Yesterday we covered the outbreak of severe convective weather, thunderstorms, large hail and flooding across a swathe of southeast Australia and already the industry insured losses from these storms has been estimated at A$320 million.
The Insurance Council of Australia (ICA) responded quickly with data collection from these storms having declared a catastrophe event.
In a sign of just how quickly losses could rise for this storm even, the organisation quickly reported 19,500 claims filed and an estimated insurance market loss of A$95 million.
Just four hours later the ICA provided an update, lifting the number of insurance claims filed to 29,000 and the insurance and perhaps reinsurance market loss to A$320 million (around US$220m).
So far, 56% of the insurance claims filed from the major hail storm event are in the Australian Capital Territory, 34% in Victoria and 10% in New South Wales.
The overall claims figure is expected to soar, as it is only a day since the storms were continuing to impact the region.
The ICA said that “thousands more claims are expected” from the severe weather event, with hail seemingly the driver of a significant number of the claims.
As ever with a large hail event, it’s likely that claims are emanating from auto and property lines of business.
Both Melbourne and Canberra were hammered by the hail storms, as well as parts of Sydney and up the coast towards Brisbane.
Large hail appears to have been the main source of damage, as giant hail stones of up to 5cm (2 inches) or more in diameter hit the areas.
Damaging thunderstorms were seen across a wide swathe of the southeastern coastal region of Australia, with hail damage expected to be severe, particularly in Canberra where many vehicles have been hit and buildings impacted.
Flooding was also a factor, due to heavy rainfall, with a months worth of rainfall experienced in just a day or so in some areas.
It remains very early to speculate over the potential industry impacts of these convective storms and large hail.
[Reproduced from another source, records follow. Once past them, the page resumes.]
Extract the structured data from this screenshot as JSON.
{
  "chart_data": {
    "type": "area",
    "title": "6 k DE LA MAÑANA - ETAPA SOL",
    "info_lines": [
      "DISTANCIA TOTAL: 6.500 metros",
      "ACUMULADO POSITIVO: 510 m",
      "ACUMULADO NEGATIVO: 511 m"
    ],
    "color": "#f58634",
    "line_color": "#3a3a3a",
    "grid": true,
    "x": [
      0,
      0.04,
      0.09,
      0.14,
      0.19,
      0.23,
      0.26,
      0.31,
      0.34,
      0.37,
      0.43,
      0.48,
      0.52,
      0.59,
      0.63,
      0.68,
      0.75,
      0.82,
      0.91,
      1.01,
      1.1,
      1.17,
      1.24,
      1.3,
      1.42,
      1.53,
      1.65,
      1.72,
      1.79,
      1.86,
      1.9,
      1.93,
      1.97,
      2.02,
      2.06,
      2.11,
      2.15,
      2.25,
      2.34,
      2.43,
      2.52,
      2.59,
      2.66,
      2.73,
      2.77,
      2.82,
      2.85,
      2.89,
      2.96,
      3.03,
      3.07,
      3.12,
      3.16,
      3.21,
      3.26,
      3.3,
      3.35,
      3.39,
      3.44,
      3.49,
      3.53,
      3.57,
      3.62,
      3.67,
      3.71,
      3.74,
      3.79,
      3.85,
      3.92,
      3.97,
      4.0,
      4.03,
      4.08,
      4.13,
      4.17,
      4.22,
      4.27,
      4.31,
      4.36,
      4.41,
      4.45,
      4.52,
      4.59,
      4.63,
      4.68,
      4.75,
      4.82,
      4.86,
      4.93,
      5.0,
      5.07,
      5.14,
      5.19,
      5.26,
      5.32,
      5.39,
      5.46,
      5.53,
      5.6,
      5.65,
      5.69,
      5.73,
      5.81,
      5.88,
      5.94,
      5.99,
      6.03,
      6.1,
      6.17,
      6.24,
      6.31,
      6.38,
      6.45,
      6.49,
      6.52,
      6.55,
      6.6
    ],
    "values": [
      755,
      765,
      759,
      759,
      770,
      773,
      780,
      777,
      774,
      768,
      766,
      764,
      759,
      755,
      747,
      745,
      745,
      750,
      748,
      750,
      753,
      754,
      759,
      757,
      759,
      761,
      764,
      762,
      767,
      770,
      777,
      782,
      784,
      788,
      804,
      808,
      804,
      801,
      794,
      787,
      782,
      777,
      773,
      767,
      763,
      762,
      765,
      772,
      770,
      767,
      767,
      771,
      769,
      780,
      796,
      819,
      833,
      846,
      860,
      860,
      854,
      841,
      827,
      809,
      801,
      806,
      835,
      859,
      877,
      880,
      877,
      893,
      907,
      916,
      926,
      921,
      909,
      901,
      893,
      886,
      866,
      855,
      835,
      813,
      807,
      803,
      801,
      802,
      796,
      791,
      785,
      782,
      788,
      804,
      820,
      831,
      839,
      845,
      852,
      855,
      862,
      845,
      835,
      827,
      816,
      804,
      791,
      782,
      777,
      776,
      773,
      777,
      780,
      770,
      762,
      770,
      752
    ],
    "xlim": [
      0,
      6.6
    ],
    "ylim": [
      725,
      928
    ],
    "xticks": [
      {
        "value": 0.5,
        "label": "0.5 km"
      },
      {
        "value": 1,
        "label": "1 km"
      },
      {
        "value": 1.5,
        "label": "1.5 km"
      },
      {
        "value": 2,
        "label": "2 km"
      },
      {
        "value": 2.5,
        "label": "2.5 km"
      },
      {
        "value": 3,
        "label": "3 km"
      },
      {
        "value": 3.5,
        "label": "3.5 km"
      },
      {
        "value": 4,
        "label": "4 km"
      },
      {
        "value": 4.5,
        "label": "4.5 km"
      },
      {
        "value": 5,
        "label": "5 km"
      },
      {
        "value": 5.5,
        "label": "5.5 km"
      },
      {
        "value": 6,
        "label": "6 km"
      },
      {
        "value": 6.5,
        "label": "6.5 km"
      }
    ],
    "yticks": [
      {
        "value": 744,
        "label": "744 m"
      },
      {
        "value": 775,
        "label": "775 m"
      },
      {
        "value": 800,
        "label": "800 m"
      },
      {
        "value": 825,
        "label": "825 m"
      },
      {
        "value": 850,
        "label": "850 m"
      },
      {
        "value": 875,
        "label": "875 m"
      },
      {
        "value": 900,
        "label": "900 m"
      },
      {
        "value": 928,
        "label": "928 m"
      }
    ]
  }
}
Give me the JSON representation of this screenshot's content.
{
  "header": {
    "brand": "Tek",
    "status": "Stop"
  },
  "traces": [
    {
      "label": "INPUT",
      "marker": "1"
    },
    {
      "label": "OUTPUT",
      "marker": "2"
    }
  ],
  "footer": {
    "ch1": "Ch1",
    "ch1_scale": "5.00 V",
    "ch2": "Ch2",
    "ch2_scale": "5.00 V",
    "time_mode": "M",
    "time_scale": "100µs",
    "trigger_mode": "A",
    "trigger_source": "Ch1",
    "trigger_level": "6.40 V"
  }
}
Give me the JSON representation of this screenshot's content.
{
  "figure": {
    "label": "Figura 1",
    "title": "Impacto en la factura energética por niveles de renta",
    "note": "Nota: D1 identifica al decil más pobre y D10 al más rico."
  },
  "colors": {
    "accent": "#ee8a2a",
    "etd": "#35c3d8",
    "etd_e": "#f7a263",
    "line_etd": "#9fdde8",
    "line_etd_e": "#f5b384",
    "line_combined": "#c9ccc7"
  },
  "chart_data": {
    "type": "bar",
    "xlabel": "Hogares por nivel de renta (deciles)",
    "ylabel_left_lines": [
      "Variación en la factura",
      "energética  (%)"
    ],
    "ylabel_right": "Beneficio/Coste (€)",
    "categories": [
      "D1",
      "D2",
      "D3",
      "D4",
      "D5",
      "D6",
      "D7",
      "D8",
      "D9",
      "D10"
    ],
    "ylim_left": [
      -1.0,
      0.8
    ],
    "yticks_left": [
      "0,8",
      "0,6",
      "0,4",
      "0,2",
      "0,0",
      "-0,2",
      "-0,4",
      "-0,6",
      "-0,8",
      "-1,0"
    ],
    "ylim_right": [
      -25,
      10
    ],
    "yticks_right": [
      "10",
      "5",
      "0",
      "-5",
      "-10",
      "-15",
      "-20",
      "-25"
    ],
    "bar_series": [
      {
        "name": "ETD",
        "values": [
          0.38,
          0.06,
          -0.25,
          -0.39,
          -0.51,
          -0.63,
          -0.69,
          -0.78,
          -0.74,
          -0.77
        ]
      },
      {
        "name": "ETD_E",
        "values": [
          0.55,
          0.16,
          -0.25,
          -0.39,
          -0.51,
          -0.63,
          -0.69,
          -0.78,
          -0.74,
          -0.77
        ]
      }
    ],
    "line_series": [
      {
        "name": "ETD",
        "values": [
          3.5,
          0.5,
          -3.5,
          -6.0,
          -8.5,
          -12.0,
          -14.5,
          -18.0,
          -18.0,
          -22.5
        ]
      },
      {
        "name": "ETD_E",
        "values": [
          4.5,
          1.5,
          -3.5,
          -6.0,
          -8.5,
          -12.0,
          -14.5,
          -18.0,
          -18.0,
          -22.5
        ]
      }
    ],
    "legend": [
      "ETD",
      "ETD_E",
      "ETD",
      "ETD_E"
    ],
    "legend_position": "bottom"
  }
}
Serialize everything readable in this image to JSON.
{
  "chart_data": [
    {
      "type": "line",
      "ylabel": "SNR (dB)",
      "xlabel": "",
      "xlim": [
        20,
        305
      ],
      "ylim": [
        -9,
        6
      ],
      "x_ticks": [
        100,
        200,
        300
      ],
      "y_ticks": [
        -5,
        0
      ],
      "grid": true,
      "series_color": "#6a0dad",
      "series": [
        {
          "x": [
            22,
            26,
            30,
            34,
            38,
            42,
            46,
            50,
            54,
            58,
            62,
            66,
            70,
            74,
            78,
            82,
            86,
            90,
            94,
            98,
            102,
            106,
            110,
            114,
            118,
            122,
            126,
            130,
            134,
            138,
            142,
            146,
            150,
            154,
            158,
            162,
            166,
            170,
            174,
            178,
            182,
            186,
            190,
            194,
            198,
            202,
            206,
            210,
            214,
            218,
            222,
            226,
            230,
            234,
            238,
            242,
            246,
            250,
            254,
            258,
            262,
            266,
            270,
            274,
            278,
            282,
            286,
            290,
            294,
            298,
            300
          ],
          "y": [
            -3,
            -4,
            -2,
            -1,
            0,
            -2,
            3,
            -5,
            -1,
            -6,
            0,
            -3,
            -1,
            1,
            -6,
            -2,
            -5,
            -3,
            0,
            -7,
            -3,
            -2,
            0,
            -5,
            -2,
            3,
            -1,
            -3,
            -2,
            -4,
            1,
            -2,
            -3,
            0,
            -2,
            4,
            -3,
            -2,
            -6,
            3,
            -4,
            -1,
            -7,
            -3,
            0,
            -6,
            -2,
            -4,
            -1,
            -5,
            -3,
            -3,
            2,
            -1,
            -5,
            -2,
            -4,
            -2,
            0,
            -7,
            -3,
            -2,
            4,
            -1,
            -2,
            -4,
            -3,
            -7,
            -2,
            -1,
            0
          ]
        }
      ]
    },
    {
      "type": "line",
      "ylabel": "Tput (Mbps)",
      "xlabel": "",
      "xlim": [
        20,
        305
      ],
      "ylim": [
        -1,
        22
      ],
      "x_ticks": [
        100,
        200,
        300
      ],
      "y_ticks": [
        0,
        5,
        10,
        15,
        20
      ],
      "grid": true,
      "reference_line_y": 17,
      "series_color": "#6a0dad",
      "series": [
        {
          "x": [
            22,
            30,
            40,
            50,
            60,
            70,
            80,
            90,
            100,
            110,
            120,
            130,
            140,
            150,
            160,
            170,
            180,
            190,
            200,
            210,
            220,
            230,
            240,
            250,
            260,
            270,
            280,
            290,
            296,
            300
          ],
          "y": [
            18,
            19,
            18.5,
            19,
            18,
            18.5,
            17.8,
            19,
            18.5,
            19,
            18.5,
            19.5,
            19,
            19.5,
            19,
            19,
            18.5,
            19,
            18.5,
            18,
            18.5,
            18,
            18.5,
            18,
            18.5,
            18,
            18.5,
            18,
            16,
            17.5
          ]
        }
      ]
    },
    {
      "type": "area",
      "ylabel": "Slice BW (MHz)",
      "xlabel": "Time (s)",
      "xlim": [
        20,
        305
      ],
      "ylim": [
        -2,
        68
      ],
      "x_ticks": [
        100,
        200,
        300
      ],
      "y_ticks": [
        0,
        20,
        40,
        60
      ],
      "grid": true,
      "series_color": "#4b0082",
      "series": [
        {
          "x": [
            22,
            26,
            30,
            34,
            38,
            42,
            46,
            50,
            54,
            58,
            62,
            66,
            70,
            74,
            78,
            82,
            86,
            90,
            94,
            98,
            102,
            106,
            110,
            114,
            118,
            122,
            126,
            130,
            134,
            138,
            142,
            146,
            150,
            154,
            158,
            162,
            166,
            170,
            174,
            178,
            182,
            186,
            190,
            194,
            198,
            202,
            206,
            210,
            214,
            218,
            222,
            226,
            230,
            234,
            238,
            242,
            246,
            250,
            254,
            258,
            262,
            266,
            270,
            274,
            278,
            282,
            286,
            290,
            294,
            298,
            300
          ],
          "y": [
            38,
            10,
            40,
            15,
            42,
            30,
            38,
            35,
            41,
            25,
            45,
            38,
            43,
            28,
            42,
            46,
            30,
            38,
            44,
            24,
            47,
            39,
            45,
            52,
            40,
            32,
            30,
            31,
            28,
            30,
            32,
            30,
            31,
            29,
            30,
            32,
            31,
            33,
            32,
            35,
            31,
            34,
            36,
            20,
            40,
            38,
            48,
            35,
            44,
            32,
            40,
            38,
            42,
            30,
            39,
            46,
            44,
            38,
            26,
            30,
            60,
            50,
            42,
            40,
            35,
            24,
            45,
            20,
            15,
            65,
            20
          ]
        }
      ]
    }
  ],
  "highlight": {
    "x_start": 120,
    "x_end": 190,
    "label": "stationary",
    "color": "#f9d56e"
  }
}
But the losses will further pressure insurers after the ongoing bushfires and could lead to more leaking of claims into the global reinsurance market.
Insurers are already tapping their aggregate reinsurance protection for the bushfire losses. The impacts of these severe storms and large hail could now surpass their set per-event retention levels, driving further reinsurance recoveries.
In addition, large insurers in Australia have been sharing some of their recent catastrophe losses through quota share reinsurance arrangements, which is likely to continue as these hail and storm impact look set to be significant.